La montagne, nouvelle destination santé

« Le ski constitue un levier qui doit permettre d’investir pour le futur », renchérit Patricia Grelot-Collomb. L’établissement poursuit sa dynamique d’innovation : déjà doté d’un spa de 350 m2, l’hôtel les Grandes Rousses prévoit de doubler sa superficie. Nous allons proposer, dès cet hiver, un concept d’alpinothérapie®, mêlant le froid, l’eau et la lumière. » Un espace de 1 000 m2 lui sera consacré avec une offre de soins, de la cryothérapie et autres thérapies antistress. « L’idée est de se décorréler du tout neige en proposant une offre unique dans les Alpes, avec l’objectif d’obtenir un meilleur taux d’occupation l’hiver et de rallonger les saisons. »

© Les Grandes Rousses
© Les Grandes Rousses

 

Air pur, grands espaces, contact avec la nature, l’eau, la forêt, pratique d’une activité physique : la montagne cumule les bénéfices pour le corps et l’esprit et peut donc répondre à toutes les nouvelles aspirations dans ce domaine.

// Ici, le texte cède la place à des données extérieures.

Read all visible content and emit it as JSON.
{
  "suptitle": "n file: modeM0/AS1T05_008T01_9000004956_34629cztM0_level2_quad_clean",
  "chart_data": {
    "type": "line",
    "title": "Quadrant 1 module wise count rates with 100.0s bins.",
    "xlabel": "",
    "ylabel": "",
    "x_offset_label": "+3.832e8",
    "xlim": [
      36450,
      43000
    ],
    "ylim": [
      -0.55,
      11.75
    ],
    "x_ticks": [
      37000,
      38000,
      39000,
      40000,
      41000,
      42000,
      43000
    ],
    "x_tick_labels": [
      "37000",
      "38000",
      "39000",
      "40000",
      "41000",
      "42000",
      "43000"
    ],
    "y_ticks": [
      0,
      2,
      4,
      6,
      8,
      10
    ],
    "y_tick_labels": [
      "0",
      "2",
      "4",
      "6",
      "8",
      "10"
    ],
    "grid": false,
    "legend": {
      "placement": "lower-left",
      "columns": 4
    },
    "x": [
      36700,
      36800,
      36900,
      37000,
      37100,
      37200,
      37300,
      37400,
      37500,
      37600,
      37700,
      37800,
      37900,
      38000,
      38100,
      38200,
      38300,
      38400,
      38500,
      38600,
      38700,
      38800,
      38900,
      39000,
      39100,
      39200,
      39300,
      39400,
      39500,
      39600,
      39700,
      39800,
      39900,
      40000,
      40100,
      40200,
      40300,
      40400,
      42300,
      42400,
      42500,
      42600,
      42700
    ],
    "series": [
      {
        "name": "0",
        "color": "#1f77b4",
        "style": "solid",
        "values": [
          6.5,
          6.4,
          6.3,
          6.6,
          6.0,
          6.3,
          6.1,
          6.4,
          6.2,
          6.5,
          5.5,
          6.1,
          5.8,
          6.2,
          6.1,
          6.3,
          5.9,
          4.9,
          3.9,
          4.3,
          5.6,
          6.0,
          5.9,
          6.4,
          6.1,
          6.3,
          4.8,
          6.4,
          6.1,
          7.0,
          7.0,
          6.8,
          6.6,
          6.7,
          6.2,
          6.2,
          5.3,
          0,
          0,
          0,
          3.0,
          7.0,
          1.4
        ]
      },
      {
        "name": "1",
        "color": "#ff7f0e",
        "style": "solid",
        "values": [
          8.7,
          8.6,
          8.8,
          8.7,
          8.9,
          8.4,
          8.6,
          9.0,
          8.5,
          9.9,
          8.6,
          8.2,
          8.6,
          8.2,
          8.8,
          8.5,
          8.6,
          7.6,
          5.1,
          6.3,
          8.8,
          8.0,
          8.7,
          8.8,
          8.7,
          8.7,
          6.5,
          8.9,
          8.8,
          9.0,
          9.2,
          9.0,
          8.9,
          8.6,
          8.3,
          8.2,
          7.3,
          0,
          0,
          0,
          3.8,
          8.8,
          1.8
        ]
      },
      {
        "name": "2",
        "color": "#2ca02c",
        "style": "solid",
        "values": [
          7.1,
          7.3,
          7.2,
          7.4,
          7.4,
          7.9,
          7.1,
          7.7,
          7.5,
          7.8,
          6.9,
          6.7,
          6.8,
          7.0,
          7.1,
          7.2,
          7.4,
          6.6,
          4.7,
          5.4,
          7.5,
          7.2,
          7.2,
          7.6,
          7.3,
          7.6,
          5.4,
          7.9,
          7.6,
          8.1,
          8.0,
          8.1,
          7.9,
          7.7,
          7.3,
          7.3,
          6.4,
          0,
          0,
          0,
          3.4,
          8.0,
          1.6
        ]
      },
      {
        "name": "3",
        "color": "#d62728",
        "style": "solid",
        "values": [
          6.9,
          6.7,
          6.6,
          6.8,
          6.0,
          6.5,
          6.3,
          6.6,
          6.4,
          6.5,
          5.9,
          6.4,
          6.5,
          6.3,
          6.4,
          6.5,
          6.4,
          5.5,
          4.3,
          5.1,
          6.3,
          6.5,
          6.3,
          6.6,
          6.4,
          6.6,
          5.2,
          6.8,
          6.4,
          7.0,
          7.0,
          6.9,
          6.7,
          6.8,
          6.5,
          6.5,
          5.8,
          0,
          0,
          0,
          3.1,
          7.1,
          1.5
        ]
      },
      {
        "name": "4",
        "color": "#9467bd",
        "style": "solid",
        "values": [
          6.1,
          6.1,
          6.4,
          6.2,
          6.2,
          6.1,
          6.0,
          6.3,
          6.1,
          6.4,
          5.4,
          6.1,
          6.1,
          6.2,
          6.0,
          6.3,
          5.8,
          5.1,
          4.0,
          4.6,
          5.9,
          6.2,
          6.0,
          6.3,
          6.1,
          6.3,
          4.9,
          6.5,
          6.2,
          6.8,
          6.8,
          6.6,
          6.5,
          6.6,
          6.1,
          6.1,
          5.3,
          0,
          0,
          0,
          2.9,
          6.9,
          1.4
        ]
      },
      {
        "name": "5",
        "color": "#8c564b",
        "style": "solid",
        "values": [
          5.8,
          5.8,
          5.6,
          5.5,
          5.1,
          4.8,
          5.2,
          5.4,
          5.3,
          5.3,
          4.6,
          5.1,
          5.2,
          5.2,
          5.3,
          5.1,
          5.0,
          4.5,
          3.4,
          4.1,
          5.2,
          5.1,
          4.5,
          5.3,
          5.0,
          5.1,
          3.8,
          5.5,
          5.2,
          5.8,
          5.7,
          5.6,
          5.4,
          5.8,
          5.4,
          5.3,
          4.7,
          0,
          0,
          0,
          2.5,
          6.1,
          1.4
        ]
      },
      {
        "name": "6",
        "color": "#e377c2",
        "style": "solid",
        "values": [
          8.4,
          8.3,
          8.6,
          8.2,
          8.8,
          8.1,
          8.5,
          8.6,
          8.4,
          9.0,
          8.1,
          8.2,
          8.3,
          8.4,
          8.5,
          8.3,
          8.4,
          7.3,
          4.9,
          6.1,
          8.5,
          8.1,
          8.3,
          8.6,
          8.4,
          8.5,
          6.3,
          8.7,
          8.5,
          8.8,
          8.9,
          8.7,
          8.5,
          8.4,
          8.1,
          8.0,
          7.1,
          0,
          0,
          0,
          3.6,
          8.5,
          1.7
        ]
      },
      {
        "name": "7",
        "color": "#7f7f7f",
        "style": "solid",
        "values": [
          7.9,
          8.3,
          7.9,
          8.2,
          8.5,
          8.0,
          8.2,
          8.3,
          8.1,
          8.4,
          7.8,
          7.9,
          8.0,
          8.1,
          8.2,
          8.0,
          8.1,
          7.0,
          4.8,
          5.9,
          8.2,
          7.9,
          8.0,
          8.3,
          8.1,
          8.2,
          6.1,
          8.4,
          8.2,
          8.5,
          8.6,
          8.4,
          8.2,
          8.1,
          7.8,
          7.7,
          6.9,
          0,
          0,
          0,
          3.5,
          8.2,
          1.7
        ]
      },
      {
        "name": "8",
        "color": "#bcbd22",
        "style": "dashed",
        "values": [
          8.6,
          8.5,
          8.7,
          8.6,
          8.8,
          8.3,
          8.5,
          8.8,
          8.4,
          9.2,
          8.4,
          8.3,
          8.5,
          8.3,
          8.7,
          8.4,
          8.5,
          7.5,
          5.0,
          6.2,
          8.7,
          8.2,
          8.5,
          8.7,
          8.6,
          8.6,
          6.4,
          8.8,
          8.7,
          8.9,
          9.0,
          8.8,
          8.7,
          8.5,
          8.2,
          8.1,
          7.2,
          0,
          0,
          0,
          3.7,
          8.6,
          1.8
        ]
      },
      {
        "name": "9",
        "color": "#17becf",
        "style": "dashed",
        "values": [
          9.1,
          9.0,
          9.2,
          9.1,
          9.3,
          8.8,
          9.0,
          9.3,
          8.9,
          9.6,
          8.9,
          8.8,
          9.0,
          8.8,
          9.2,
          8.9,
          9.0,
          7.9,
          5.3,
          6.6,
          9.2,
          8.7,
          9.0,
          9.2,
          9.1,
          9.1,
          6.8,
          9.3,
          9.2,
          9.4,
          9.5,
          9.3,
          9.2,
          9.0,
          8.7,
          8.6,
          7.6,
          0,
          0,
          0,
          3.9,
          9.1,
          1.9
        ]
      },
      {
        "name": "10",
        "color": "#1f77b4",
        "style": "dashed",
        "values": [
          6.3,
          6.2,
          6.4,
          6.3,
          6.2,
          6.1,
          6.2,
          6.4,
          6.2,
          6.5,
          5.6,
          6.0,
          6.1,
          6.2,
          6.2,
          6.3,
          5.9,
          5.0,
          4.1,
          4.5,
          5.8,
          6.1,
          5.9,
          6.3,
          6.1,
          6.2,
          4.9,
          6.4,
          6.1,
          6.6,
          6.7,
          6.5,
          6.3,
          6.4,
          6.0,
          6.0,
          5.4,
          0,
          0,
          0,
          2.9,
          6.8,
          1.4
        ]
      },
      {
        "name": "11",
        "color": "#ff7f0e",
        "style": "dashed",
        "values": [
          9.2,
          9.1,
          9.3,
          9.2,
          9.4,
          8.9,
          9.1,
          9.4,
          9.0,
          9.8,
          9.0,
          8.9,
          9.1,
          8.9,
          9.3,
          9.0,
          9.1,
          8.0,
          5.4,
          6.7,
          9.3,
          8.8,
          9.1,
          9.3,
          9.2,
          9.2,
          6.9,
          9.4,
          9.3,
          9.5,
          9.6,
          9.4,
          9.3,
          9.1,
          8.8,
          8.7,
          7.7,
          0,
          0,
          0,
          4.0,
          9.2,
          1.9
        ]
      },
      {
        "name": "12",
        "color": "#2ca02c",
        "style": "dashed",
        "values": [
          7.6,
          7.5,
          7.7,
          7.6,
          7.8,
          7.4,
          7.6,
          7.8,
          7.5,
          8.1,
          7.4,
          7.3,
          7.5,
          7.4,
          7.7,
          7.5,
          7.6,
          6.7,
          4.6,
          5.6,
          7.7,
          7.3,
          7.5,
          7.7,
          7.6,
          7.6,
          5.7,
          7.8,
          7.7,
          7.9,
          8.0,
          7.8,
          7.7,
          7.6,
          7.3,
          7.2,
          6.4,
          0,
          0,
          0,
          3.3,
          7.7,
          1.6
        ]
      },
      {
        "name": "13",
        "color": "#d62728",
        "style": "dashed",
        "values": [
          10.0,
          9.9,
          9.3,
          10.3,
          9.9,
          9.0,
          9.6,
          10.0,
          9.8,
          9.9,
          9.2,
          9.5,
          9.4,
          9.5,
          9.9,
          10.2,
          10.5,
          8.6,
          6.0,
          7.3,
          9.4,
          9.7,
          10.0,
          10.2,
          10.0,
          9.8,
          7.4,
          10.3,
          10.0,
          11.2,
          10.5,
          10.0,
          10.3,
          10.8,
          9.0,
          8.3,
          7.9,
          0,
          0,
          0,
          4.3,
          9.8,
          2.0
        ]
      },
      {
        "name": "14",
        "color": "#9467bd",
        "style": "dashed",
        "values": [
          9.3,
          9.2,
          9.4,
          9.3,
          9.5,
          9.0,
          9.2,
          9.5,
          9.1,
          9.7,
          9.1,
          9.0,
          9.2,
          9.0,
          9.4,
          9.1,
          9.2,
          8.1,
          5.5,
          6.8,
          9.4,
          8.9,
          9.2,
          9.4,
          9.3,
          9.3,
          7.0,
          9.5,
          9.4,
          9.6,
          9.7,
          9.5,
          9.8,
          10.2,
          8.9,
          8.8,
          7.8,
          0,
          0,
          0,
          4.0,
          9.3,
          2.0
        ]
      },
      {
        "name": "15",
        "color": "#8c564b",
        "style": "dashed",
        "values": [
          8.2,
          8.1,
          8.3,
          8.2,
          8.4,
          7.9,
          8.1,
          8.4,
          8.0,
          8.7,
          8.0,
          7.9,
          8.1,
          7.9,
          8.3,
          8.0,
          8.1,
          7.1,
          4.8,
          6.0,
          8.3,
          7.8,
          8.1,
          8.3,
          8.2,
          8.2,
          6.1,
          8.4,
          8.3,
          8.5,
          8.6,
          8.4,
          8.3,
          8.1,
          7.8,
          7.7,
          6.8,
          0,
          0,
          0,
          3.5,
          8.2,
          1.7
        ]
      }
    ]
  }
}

De fait, les hébergeurs s’équipent à tour de rôle pour satisfaire ces demandes.

À Villard-de-Lans, l’hôtel La Roseraie a aménagé, l’hiver dernier, un nouvel espace composé d’un hammam et d’un sauna. Le tout nouvel hôtel de Vaujany, Le V, a intégré dès sa conception cet esprit cocooning avec une ambiance chalet, des décors boisés, et une offre spa avec piscine de relaxation, sauna, hammam et bain nordique. Au Col de Porte, les Trois Sommets s’apprêtent à ouvrir cet hiver un centre avec jacuzzi et sauna. Même parti pris pour L’Auberge de la Croix-Perrin, à Lans-en-Vercors qui s’est totalement rénovée en 2020, opérant une montée en gamme avec, notamment, l’ouverture d’un espace comprenant sauna et jacuzzi.

L’été aussi

« Côté outdoor, le Covid s’est avéré un amplificateur de tendances, note Alexandre Chalencon, directeur de l’office du tourisme Belledonne-Chartreuse (7 Laux, Collet d’Allevard, Barrioz, plateau des Petites Roches). Nous avons ainsi constaté un grand appétit pour la randonnée, le trail et bien sûr le VTT et le VTT à assistance électrique ». Les 7 Laux ont ouvert, cet été, sur le site de Prapoutel, un Bike’Arc Trail Center avec des boucles de VTT courtes et des pistes plus familiales. À Villard-de-Lans, une nouvelle activité de descente a fait son apparition l’an dernier sur les pentes de la Côte 2000 : le mountain kart. Les luges 4 saisons aménagées à Autrans, aux 7 Laux et à l’Alpe d’Huez permettent également d’étoffer l’offre de loisirs en direction des familles.

La question centrale de la qualité de l’hébergement

« En matière de séjours, la crise du Covid a fait naître une nouvelle habitude : la réservation d’ultra-dernière minute, 24 heures avant, avec des annulations rendues possibles quelques heures avant l’arrivée, précise Armelle Solelhac, fondatrice de Switch, agence annécienne de prospective et stratégie spécialisée dans le tourisme. La situation est, certes, inconfortable pour les hébergeurs, mais c’est une nouvelle attente à laquelle ils vont devoir s’adapter. » En situation post-Covid, la recherche de sécurité sanitaire et le besoin de profiter de ses proches bénéficient aussi au staycation (vacances à la maison). Le tourisme de proximité se développe : le consommateur part à la journée pour pratiquer une activité sportive, vivre une micro-aventure…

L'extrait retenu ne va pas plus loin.